SLU : Matthieu, comment es-tu rentré dans l’équipe de Chevallier et Laspalès toi qui as un âge tendre et une tête d’ado ?
Matthieu Speck : 34 ans (rires) ! J’ai accueilli la tournée l’année passée à Roanne en tant que prestataire. On a beaucoup discuté avec l’ingé son qui assurait cette tournée. Il m’a rappelé deux mois après pour le remplacer sur les dernières dates.
SLU : Exit Age tendre…
Matthieu Speck : Fatalement, la prod a été liquidée*. En octobre j’ai recommencé à travailler pour Magscène et d’autres artistes ce qui m’a fait le plus grand bien car le fait d’être étiqueté Age tendre t’éloigne des décideurs. J’ai recroisé du monde, je suis retourné dans des petites salles en pleine ville et ça aussi c’est agréable.
Une grosse tournée rime souvent avec périphérie. T’arrives le matin il fait noir et repars… Il fait toujours noir.

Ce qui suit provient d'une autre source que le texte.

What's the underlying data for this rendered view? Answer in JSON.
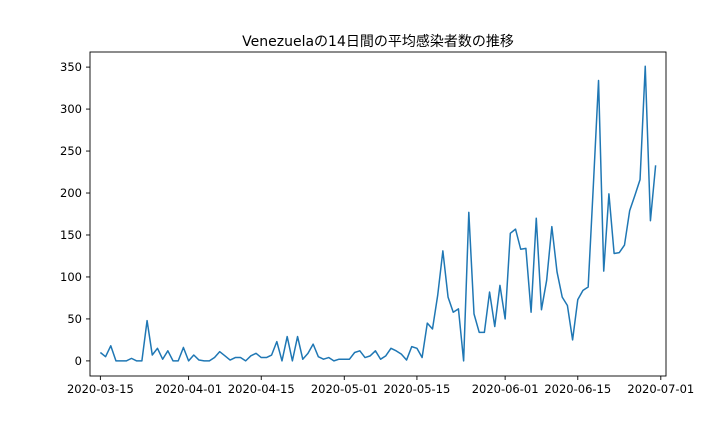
{
  "chart_data": {
    "type": "line",
    "title": "Venezuelaの14日間の平均感染者数の推移",
    "xlabel": "",
    "ylabel": "",
    "x_start": "2020-03-15",
    "x_end": "2020-06-30",
    "x_ticks": [
      "2020-03-15",
      "2020-04-01",
      "2020-04-15",
      "2020-05-01",
      "2020-05-15",
      "2020-06-01",
      "2020-06-15",
      "2020-07-01"
    ],
    "y_ticks": [
      0,
      50,
      100,
      150,
      200,
      250,
      300,
      350
    ],
    "xlim": [
      "2020-03-13",
      "2020-07-02"
    ],
    "ylim": [
      -18,
      368
    ],
    "grid": false,
    "legend": "none",
    "color": "#1f77b4",
    "series": [
      {
        "values": [
          10,
          5,
          18,
          0,
          0,
          0,
          3,
          0,
          0,
          48,
          7,
          15,
          2,
          12,
          0,
          0,
          16,
          0,
          7,
          1,
          0,
          0,
          4,
          11,
          6,
          1,
          4,
          4,
          0,
          6,
          9,
          4,
          4,
          7,
          23,
          0,
          29,
          0,
          29,
          2,
          9,
          20,
          5,
          2,
          4,
          0,
          2,
          2,
          2,
          10,
          12,
          4,
          6,
          12,
          2,
          6,
          15,
          12,
          8,
          1,
          17,
          15,
          4,
          45,
          38,
          78,
          131,
          76,
          58,
          62,
          0,
          177,
          56,
          34,
          34,
          82,
          41,
          90,
          50,
          152,
          157,
          133,
          134,
          58,
          170,
          61,
          96,
          160,
          106,
          76,
          66,
          25,
          73,
          84,
          88,
          209,
          334,
          107,
          199,
          128,
          129,
          138,
          179,
          197,
          216,
          351,
          167,
          233
        ]
      }
    ]
  }
}
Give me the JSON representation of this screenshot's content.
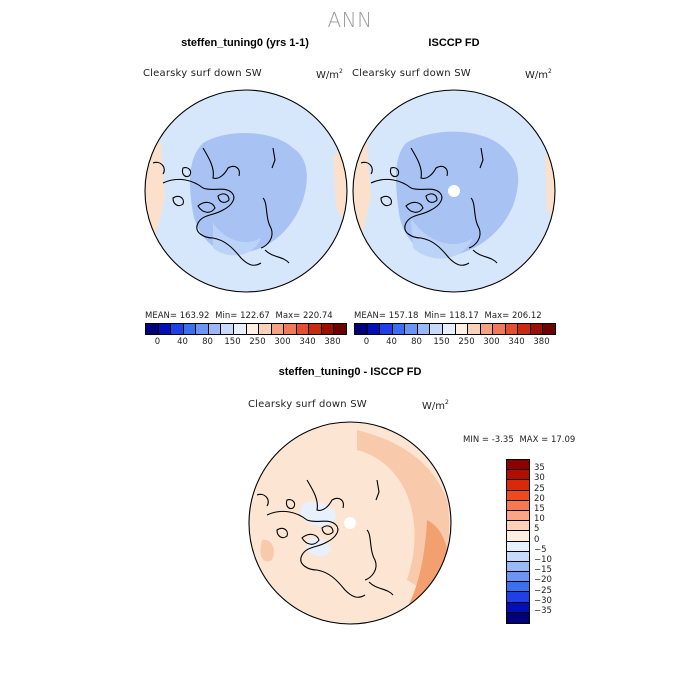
{
  "figure": {
    "title": "ANN"
  },
  "panels": [
    {
      "title": "steffen_tuning0 (yrs 1-1)",
      "variable": "Clearsky surf down SW",
      "units_base": "W/m",
      "units_exp": "2",
      "stats": {
        "mean_label": "MEAN=",
        "mean": "163.92",
        "min_label": "Min=",
        "min": "122.67",
        "max_label": "Max=",
        "max": "220.74"
      },
      "colorbar": {
        "colors": [
          "#00007a",
          "#0010b8",
          "#1e40e6",
          "#3b6ff2",
          "#6a95f4",
          "#98b8f7",
          "#c6dafb",
          "#e6f0fe",
          "#fff0e2",
          "#fbd2b8",
          "#f6a282",
          "#f07a58",
          "#e54e2e",
          "#c92a12",
          "#9b0e00",
          "#6e0000"
        ],
        "ticks": [
          "0",
          "40",
          "80",
          "150",
          "250",
          "300",
          "340",
          "380"
        ]
      }
    },
    {
      "title": "ISCCP FD",
      "variable": "Clearsky surf down SW",
      "units_base": "W/m",
      "units_exp": "2",
      "stats": {
        "mean_label": "MEAN=",
        "mean": "157.18",
        "min_label": "Min=",
        "min": "118.17",
        "max_label": "Max=",
        "max": "206.12"
      },
      "colorbar": {
        "colors": [
          "#00007a",
          "#0010b8",
          "#1e40e6",
          "#3b6ff2",
          "#6a95f4",
          "#98b8f7",
          "#c6dafb",
          "#e6f0fe",
          "#fff0e2",
          "#fbd2b8",
          "#f6a282",
          "#f07a58",
          "#e54e2e",
          "#c92a12",
          "#9b0e00",
          "#6e0000"
        ],
        "ticks": [
          "0",
          "40",
          "80",
          "150",
          "250",
          "300",
          "340",
          "380"
        ]
      }
    },
    {
      "title": "steffen_tuning0 - ISCCP FD",
      "variable": "Clearsky surf down SW",
      "units_base": "W/m",
      "units_exp": "2",
      "stats": {
        "min_label": "MIN =",
        "min": "-3.35",
        "max_label": "MAX =",
        "max": "17.09"
      },
      "colorbar": {
        "colors": [
          "#8b0000",
          "#b00f00",
          "#d82a0a",
          "#f04a1c",
          "#f77a4e",
          "#fba583",
          "#fdd1b8",
          "#fdeee2",
          "#e6f0fe",
          "#c6dafb",
          "#98b8f7",
          "#6a95f4",
          "#3b6ff2",
          "#1e40e6",
          "#0010b8",
          "#00007a"
        ],
        "labels": [
          "35",
          "30",
          "25",
          "20",
          "15",
          "10",
          "5",
          "0",
          "−5",
          "−10",
          "−15",
          "−20",
          "−25",
          "−30",
          "−35"
        ]
      }
    }
  ],
  "colors": {
    "sea": "#d6e6fb",
    "sea_mid": "#bcd3f8",
    "inner": "#a8c2f3",
    "warm": "#fbe1cc",
    "diff_base": "#fde5d3",
    "diff_mid": "#f9c9ab",
    "diff_hot": "#f3a070",
    "diff_cold": "#e8f0fd"
  }
}
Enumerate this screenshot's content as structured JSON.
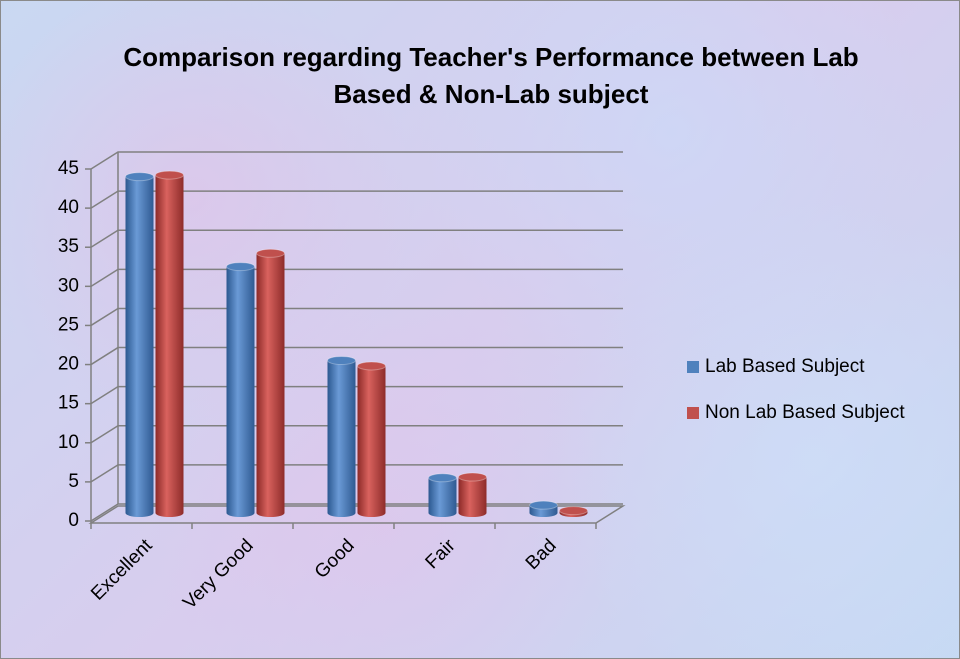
{
  "chart_data": {
    "type": "bar3d",
    "title": "Comparison regarding Teacher's Performance between Lab Based & Non-Lab subject",
    "categories": [
      "Excellent",
      "Very Good",
      "Good",
      "Fair",
      "Bad"
    ],
    "series": [
      {
        "name": "Lab Based Subject",
        "color": "#4f81bd",
        "values": [
          43,
          31.5,
          19.5,
          4.5,
          1
        ]
      },
      {
        "name": "Non Lab Based Subject",
        "color": "#c0504d",
        "values": [
          43.2,
          33.2,
          18.8,
          4.6,
          0.3
        ]
      }
    ],
    "ylim": [
      0,
      45
    ],
    "yticks": [
      0,
      5,
      10,
      15,
      20,
      25,
      30,
      35,
      40,
      45
    ],
    "grid": true,
    "legend": "right"
  }
}
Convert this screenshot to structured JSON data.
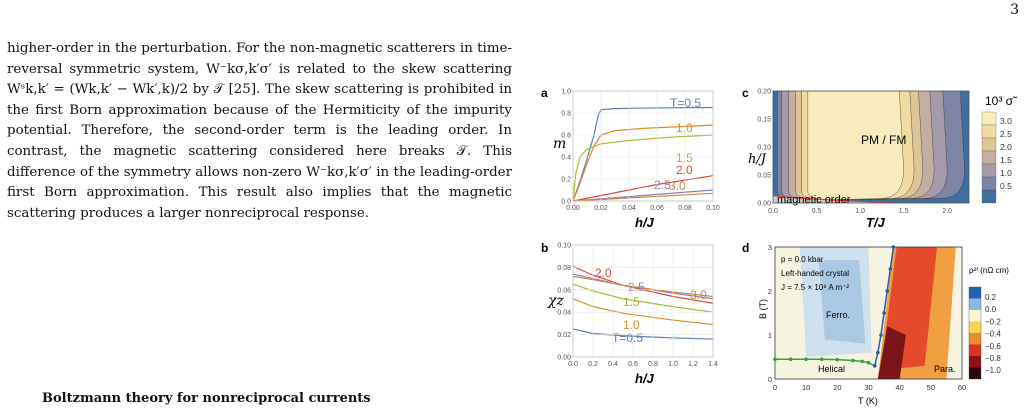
{
  "page_number": "3",
  "body_paragraph": "higher-order in the perturbation. For the non-magnetic scatterers in time-reversal symmetric system, W⁻kσ,k′σ′ is related to the skew scattering Wˢk,k′ = (Wk,k′ − Wk′,k)/2 by 𝒯 [25]. The skew scattering is prohibited in the first Born approximation because of the Hermiticity of the impurity potential. Therefore, the second-order term is the leading order. In contrast, the magnetic scattering considered here breaks 𝒯. This difference of the symmetry allows non-zero W⁻kσ,k′σ′ in the leading-order first Born approximation. This result also implies that the magnetic scattering produces a larger nonreciprocal response.",
  "section_heading": "Boltzmann theory for nonreciprocal currents",
  "chart_data": [
    {
      "panel": "a",
      "type": "line",
      "ylabel": "m",
      "xlabel": "h/J",
      "xlim": [
        0,
        0.1
      ],
      "ylim": [
        0,
        1.0
      ],
      "xticks": [
        "0.00",
        "0.02",
        "0.04",
        "0.06",
        "0.08",
        "0.10"
      ],
      "yticks": [
        "0.0",
        "0.2",
        "0.4",
        "0.6",
        "0.8",
        "1.0"
      ],
      "series": [
        {
          "name": "T=0.5",
          "color": "#5b7fb5",
          "x": [
            0,
            0.005,
            0.01,
            0.015,
            0.018,
            0.02,
            0.03,
            0.05,
            0.1
          ],
          "y": [
            0,
            0.18,
            0.38,
            0.6,
            0.78,
            0.83,
            0.84,
            0.845,
            0.85
          ]
        },
        {
          "name": "1.0",
          "color": "#e08a2c",
          "x": [
            0,
            0.005,
            0.01,
            0.015,
            0.02,
            0.03,
            0.05,
            0.1
          ],
          "y": [
            0,
            0.16,
            0.34,
            0.5,
            0.6,
            0.64,
            0.66,
            0.69
          ]
        },
        {
          "name": "1.5",
          "color": "#a8b832",
          "x": [
            0,
            0.002,
            0.005,
            0.01,
            0.02,
            0.04,
            0.07,
            0.1
          ],
          "y": [
            0,
            0.25,
            0.4,
            0.47,
            0.52,
            0.55,
            0.58,
            0.6
          ]
        },
        {
          "name": "2.0",
          "color": "#d94a3a",
          "x": [
            0,
            0.02,
            0.04,
            0.06,
            0.08,
            0.1
          ],
          "y": [
            0,
            0.05,
            0.1,
            0.15,
            0.19,
            0.23
          ]
        },
        {
          "name": "2.5",
          "color": "#8a7dbf",
          "x": [
            0,
            0.05,
            0.1
          ],
          "y": [
            0,
            0.05,
            0.1
          ]
        },
        {
          "name": "3.0",
          "color": "#c58a3c",
          "x": [
            0,
            0.05,
            0.1
          ],
          "y": [
            0,
            0.035,
            0.07
          ]
        }
      ]
    },
    {
      "panel": "b",
      "type": "line",
      "ylabel": "χz",
      "xlabel": "h/J",
      "xlim": [
        0,
        1.4
      ],
      "ylim": [
        0,
        0.1
      ],
      "xticks": [
        "0.0",
        "0.2",
        "0.4",
        "0.6",
        "0.8",
        "1.0",
        "1.2",
        "1.4"
      ],
      "yticks": [
        "0.00",
        "0.02",
        "0.04",
        "0.06",
        "0.08",
        "0.10"
      ],
      "series": [
        {
          "name": "T=0.5",
          "color": "#5b7fb5",
          "x": [
            0,
            0.2,
            0.5,
            1.0,
            1.4
          ],
          "y": [
            0.025,
            0.021,
            0.019,
            0.017,
            0.016
          ]
        },
        {
          "name": "1.0",
          "color": "#e08a2c",
          "x": [
            0,
            0.2,
            0.5,
            1.0,
            1.4
          ],
          "y": [
            0.052,
            0.045,
            0.039,
            0.033,
            0.029
          ]
        },
        {
          "name": "1.5",
          "color": "#a8b832",
          "x": [
            0,
            0.2,
            0.5,
            1.0,
            1.4
          ],
          "y": [
            0.065,
            0.059,
            0.052,
            0.045,
            0.04
          ]
        },
        {
          "name": "2.0",
          "color": "#d94a3a",
          "x": [
            0,
            0.2,
            0.5,
            1.0,
            1.4
          ],
          "y": [
            0.081,
            0.073,
            0.064,
            0.054,
            0.048
          ]
        },
        {
          "name": "2.5",
          "color": "#8a7dbf",
          "x": [
            0,
            0.2,
            0.5,
            1.0,
            1.4
          ],
          "y": [
            0.074,
            0.07,
            0.064,
            0.057,
            0.052
          ]
        },
        {
          "name": "3.0",
          "color": "#c58a3c",
          "x": [
            0,
            0.2,
            0.5,
            1.0,
            1.4
          ],
          "y": [
            0.072,
            0.069,
            0.064,
            0.058,
            0.054
          ]
        }
      ]
    },
    {
      "panel": "c",
      "type": "heatmap",
      "ylabel": "h/J",
      "xlabel": "T/J",
      "xlim": [
        0,
        2.25
      ],
      "ylim": [
        0,
        0.2
      ],
      "xticks": [
        "0.0",
        "0.5",
        "1.0",
        "1.5",
        "2.0"
      ],
      "yticks": [
        "0.00",
        "0.05",
        "0.10",
        "0.15",
        "0.20"
      ],
      "region_labels": [
        "PM / FM",
        "magnetic order"
      ],
      "colorbar_title": "10³ σ̃",
      "colorbar_ticks": [
        "3.0",
        "2.5",
        "2.0",
        "1.5",
        "1.0",
        "0.5"
      ],
      "colors": [
        "#3d6e9e",
        "#7d84a6",
        "#a59aa9",
        "#c3ae9f",
        "#dfc497",
        "#f0dba0",
        "#f8ebbf"
      ],
      "boundary_color": "#e03030"
    },
    {
      "panel": "d",
      "type": "heatmap",
      "ylabel": "B (T)",
      "xlabel": "T (K)",
      "xlim": [
        0,
        60
      ],
      "ylim": [
        0,
        3
      ],
      "xticks": [
        "0",
        "10",
        "20",
        "30",
        "40",
        "50",
        "60"
      ],
      "yticks": [
        "0",
        "1",
        "2",
        "3"
      ],
      "annotations": [
        "p = 0.0 kbar",
        "Left-handed crystal",
        "J = 7.5 × 10⁸ A m⁻²"
      ],
      "region_labels": [
        "Ferro.",
        "Helical",
        "Para."
      ],
      "colorbar_title": "ρ²ᶠ (nΩ cm)",
      "colorbar_ticks": [
        "0.2",
        "0.0",
        "−0.2",
        "−0.4",
        "−0.6",
        "−0.8",
        "−1.0"
      ],
      "green_line": {
        "x": [
          0,
          5,
          10,
          15,
          20,
          25,
          28,
          30,
          32
        ],
        "y": [
          0.45,
          0.45,
          0.45,
          0.45,
          0.44,
          0.42,
          0.4,
          0.37,
          0.3
        ]
      },
      "blue_line": {
        "x": [
          32,
          33,
          34,
          35,
          36,
          37,
          38
        ],
        "y": [
          0.3,
          0.6,
          1.0,
          1.5,
          2.0,
          2.5,
          3.0
        ]
      }
    }
  ],
  "panel_labels": [
    "a",
    "b",
    "c",
    "d"
  ]
}
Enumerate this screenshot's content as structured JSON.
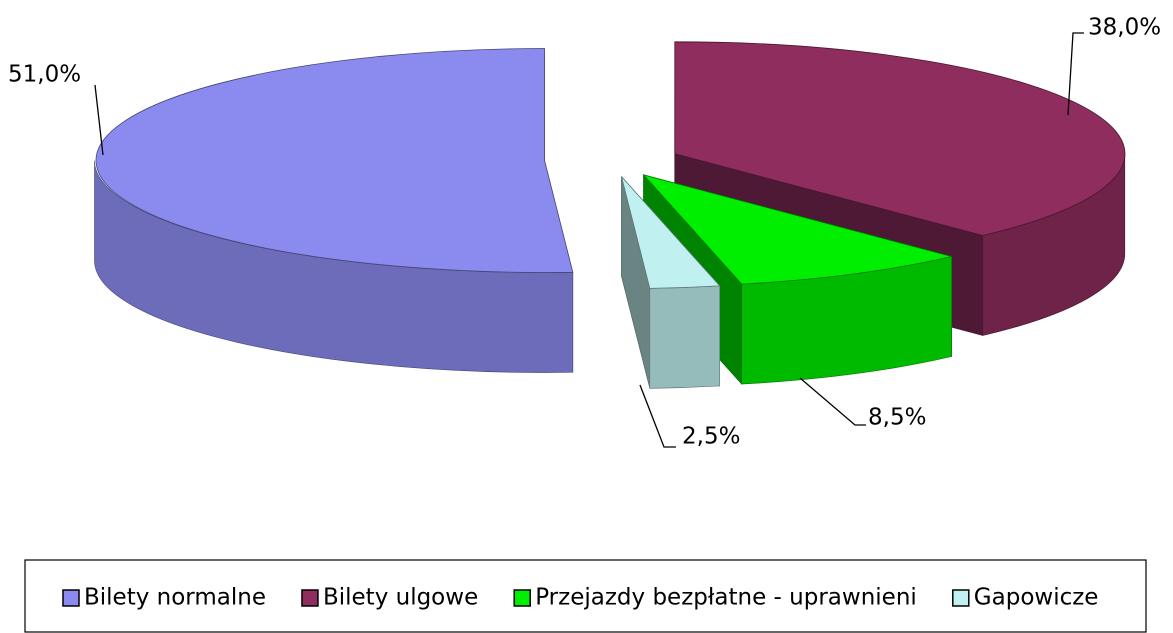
{
  "chart_data": {
    "type": "pie3d",
    "categories": [
      "Bilety normalne",
      "Bilety ulgowe",
      "Przejazdy bezpłatne - uprawnieni",
      "Gapowicze"
    ],
    "values": [
      51,
      38,
      8.5,
      2.5
    ],
    "value_labels": [
      "51,0%",
      "38,0%",
      "8,5%",
      "2,5%"
    ],
    "colors": [
      "#8b8bef",
      "#8e2d5e",
      "#00ee00",
      "#c0f0f0"
    ],
    "legend": "bottom"
  }
}
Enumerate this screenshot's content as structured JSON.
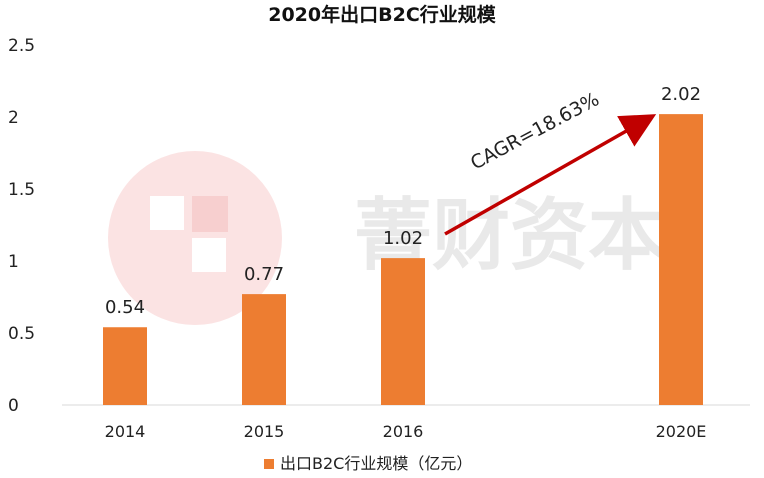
{
  "chart_data": {
    "type": "bar",
    "title": "2020年出口B2C行业规模",
    "categories": [
      "2014",
      "2015",
      "2016",
      "2020E"
    ],
    "series": [
      {
        "name": "出口B2C行业规模（亿元）",
        "values": [
          0.54,
          0.77,
          1.02,
          2.02
        ]
      }
    ],
    "data_labels": [
      "0.54",
      "0.77",
      "1.02",
      "2.02"
    ],
    "yticks": [
      "0",
      "0.5",
      "1",
      "1.5",
      "2",
      "2.5"
    ],
    "ylim": [
      0,
      2.5
    ],
    "xlabel": "",
    "ylabel": "",
    "grid": false,
    "legend_position": "bottom",
    "bar_color": "#ED7D31",
    "annotation": {
      "text": "CAGR=18.63%",
      "arrow_from": "2016",
      "arrow_to": "2020E",
      "arrow_color": "#C00000"
    },
    "watermark": {
      "text": "菁财资本",
      "color": "#E9E9E9",
      "logo_color": "#FBE3E3"
    }
  }
}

SLU : Et on te contacte pour te proposer de bosser avec tes premiers comiques…
Matthieu Speck : C’est ça. La bonne surprise. Une quarantaine de dates jusqu’à janvier 2016.

SLU : Quand tu as remplacé l’ingé précédent, tu employais le matériel qu’il avait prévu ?
Matthieu Speck : Tout à fait, alors que là j’ai pu concevoir mon système d’autant que la jauge des salles était beaucoup plus grande que lors des premières dates où j’ai tenu la console.
En revanche il m’a parfaitement formé aux besoins de Philippe et Régis et j’ai pu apprendre le spectacle.

SLU : Quel prestataire fournit le matériel ?
Matthieu Speck : C’est Dushow pour le son et l’éclairage. Je voudrais à ce propos remercier Aymeric Sorriaux pour son aide. Nous avons une organisation de petite tournée même si ce n’est pas vraiment le cas. On se déplace en voiture à trois avec l’éclairagiste et le régisseur, et dans le camion il y a mon son, à savoir le rack de scène avec les HF et les retours, et la régie façade.
Pour l’éclairage, il y a les automatiques et enfin nous transportons le décor. La diffusion est soit celle de la salle, soit celle que nous faisons installer pour nous par des prestataires locaux. Nous voyageons léger. Les Kiva que tu vois ici à Cardin ont été accrochées à notre demande.
SLU : Quand tu utilises la diffusion de la salle c’est un peu la loterie…
Matthieu Speck : En quelque sorte, mais j’aime ça car tous les jours c’est différent, tu croises plein de personnes, tu discutes beaucoup, tu entends d’autres choses et cela te garde éveillé. Tu arrives le matin et, tiens, c’est du d&b… Je suis souvent aux retours, et l’été je travaille sur des façades, du coup je fais plein de découvertes.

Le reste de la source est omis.